Jean-Luc Bichaud présente sept jardins suspendus. Ces bassins, alimentés en eau, sont des plateaux noirs tenus par des fils. Un alambic de tubes à essais s’entortille au dessus de ces paysages montagneux. Il laisse perler une pluie au compte goutte. L’enchevêtrement des fils distille une eau déminéralisée fonctionnant en circuit fermé. L’espace est colonisé par ces plateformes mates et aériennes, au dessus desquelles flotte un imbroglio de tuyaux de jardinerie transparents, de raccords, de dérivateurs et de goutte-à-gouttes oranges. Ce déversement embrouillé mais organisé, dévale du plafond et s’invite en haut de ces reliefs modélisés. Cet écosystème ressemble à une maquette indiquant les courbes de niveau géologique. Sa forme modélisée contraste avec sa portée poétique et évocatrice.

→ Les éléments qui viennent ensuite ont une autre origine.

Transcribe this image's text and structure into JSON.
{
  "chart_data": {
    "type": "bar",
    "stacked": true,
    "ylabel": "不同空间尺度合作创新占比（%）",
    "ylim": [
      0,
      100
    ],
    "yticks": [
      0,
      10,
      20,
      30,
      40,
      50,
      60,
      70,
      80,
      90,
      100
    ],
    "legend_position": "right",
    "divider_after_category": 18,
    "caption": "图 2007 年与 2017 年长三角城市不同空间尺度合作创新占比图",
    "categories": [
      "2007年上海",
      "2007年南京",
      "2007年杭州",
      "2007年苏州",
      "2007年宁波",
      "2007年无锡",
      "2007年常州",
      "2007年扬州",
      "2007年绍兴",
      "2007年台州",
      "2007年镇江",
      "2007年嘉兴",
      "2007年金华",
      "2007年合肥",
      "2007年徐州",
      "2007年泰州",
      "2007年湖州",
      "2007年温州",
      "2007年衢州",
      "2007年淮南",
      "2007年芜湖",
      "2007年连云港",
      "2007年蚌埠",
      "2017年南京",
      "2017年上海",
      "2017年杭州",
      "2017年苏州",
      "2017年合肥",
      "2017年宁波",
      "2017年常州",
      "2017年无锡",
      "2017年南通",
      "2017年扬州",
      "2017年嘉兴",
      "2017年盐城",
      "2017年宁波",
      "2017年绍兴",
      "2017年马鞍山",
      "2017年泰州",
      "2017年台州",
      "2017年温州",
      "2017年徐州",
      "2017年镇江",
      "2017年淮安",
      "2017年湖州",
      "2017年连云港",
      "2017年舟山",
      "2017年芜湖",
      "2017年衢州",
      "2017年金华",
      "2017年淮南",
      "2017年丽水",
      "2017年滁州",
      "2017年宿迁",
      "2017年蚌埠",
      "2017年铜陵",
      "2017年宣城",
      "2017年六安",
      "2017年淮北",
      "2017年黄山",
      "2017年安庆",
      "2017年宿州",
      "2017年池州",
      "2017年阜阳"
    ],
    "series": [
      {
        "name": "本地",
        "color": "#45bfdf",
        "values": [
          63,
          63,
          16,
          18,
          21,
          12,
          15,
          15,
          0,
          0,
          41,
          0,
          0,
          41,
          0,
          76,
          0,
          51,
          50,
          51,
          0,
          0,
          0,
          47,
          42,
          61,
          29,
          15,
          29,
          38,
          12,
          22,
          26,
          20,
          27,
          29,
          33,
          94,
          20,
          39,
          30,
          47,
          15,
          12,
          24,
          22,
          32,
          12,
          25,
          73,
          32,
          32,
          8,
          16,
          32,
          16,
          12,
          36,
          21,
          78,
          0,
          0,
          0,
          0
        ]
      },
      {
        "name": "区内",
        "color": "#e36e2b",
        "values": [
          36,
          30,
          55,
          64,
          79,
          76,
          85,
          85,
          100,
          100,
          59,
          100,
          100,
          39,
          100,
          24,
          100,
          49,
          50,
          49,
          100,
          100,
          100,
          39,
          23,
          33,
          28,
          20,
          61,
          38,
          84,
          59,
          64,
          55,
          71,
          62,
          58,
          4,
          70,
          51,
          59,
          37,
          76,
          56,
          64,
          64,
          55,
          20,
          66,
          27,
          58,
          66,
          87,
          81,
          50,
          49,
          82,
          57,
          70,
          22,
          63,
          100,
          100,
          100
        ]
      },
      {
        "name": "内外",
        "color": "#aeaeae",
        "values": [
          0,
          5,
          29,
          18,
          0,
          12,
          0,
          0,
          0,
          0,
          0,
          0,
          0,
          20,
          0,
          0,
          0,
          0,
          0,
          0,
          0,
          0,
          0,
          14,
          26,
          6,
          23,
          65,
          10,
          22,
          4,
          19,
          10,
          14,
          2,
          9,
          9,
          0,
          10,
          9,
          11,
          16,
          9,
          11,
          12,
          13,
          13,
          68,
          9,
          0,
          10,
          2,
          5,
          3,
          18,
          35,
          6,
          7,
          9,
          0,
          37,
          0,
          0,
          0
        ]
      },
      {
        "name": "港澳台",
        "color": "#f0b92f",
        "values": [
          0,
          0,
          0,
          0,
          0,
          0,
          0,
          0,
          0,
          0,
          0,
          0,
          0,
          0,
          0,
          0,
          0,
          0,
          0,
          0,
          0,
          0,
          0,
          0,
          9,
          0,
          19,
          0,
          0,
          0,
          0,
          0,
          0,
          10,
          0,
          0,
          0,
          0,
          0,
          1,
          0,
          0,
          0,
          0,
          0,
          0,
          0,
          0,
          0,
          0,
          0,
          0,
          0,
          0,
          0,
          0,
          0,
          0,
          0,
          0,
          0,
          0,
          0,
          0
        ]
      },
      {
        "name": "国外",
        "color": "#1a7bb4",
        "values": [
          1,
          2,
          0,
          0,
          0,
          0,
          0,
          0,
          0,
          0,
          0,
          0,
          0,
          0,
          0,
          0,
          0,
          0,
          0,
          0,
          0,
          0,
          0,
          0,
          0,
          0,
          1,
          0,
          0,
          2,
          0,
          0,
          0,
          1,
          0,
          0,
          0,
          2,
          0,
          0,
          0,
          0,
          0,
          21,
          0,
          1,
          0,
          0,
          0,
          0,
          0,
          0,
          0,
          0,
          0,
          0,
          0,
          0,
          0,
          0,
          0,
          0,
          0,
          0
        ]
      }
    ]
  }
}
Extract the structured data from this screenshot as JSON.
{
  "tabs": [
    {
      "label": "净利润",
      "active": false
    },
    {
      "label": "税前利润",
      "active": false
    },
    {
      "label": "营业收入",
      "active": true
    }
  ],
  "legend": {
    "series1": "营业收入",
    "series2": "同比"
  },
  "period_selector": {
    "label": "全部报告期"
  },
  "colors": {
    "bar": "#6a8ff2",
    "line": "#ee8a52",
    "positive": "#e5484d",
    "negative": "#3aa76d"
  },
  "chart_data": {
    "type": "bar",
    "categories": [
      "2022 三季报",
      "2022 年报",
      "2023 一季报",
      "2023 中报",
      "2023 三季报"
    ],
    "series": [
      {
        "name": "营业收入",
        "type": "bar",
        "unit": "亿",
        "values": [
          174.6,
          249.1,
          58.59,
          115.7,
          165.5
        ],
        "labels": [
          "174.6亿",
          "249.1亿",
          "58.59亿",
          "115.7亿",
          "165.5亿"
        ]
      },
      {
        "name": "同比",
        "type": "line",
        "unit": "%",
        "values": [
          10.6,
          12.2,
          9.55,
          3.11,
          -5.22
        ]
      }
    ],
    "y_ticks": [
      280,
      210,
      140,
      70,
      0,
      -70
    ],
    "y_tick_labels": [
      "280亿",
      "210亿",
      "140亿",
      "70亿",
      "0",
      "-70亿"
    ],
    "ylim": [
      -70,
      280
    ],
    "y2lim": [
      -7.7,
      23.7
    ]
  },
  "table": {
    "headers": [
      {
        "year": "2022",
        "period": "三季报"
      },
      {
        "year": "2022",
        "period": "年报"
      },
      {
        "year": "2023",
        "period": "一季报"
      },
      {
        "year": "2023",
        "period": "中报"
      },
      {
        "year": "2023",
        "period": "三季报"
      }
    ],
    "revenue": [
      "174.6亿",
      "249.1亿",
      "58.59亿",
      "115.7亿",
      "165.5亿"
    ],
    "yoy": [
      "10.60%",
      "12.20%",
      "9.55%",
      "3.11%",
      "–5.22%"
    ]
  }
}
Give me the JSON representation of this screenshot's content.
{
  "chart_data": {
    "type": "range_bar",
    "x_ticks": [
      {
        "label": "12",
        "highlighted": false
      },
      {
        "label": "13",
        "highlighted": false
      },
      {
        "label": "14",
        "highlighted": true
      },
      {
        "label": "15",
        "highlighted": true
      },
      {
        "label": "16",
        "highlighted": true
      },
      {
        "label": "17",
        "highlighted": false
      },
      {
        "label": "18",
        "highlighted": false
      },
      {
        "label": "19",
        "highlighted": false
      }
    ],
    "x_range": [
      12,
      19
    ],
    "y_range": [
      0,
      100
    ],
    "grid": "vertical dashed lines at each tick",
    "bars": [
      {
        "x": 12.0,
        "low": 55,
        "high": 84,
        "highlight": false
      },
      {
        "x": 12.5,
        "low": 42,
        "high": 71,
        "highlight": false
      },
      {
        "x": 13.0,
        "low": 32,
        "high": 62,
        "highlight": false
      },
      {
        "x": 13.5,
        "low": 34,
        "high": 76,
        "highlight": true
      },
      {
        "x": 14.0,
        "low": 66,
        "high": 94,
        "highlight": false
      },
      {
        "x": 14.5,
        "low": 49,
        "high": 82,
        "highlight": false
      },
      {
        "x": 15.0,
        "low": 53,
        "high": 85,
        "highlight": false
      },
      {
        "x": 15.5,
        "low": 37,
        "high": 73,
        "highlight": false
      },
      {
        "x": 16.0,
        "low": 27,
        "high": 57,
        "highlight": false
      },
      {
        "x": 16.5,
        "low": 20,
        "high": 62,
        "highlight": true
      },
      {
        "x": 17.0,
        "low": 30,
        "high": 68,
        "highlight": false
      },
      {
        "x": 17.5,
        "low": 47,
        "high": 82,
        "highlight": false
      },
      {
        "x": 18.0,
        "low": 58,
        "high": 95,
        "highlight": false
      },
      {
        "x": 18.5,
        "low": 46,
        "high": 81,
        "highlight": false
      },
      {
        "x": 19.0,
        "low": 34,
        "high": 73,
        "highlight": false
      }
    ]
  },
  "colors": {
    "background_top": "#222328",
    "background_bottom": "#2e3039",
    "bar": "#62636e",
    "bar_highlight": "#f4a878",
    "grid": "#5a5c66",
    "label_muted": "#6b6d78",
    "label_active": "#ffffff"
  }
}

Tout cet imbroglio n’a qu’un seul but au départ, celui de créer un nuage artificiel. La pelote de tuyaux embrouillés, catalyseur et échangeur d’atmosphère, est une machinerie contemplative et onirique. Le nuage est un pipeline relié par des lianes en fil de pêche, il alimente un circuit fonctionnant grâce à une pompe d’aquarium. La main de l’artiste dispose des éléments préfabriqués, il leur insuffle de la vie et les transforme en œuvre d’art. Une simple bassine de jardin à l’envers, un moteur d’aquariophilie, du fil transparent, des tuyaux d’arrosages, des goutte-à-gouttes, sont assemblés pour créer une installation rivalisant avec les plus belles peintures chinoises plongées dans des brumes épaisses.
Curieusement l’aspect absurde de l’installation est la pierre angulaire de la proposition initiales. De l’aveu même de l’artiste, ce «Paysage de fantaisies» est “une machine à produire de l’absurde”. Ce n’est pas par hasard si l’on retrouve encore une fois, ce mouvement giratoire clos sur lui même. Chez Jean-Luc Bichaud la circulation est toujours synonyme d’impasse, que ce soit physiquement ou mentalement. Ces sept Jardins de Babylone rejouent l’aliénation du Jardin de propreté (2003), où un paillasson végétal, labyrinthique et géant encerclait le rond point de la cour central de la Cité universitaire de Paris. Mais ici, contrairement aux travaux précédents, la pièce propose des pistes de lecture dépassant le vertige des déambulations carcérales. Le nuage est autant une forme qu’un postulat. Contrairement aux cages de verre des Aquariums, ou au labyrinthe végétal, il flotte dans l’espace d’exposition et tournoie à l’intérieur de sa propre robinetterie. Il parvient à proposer une promenade plus libre et un peu moins dirigée, profitons-en, l’échappée est belle.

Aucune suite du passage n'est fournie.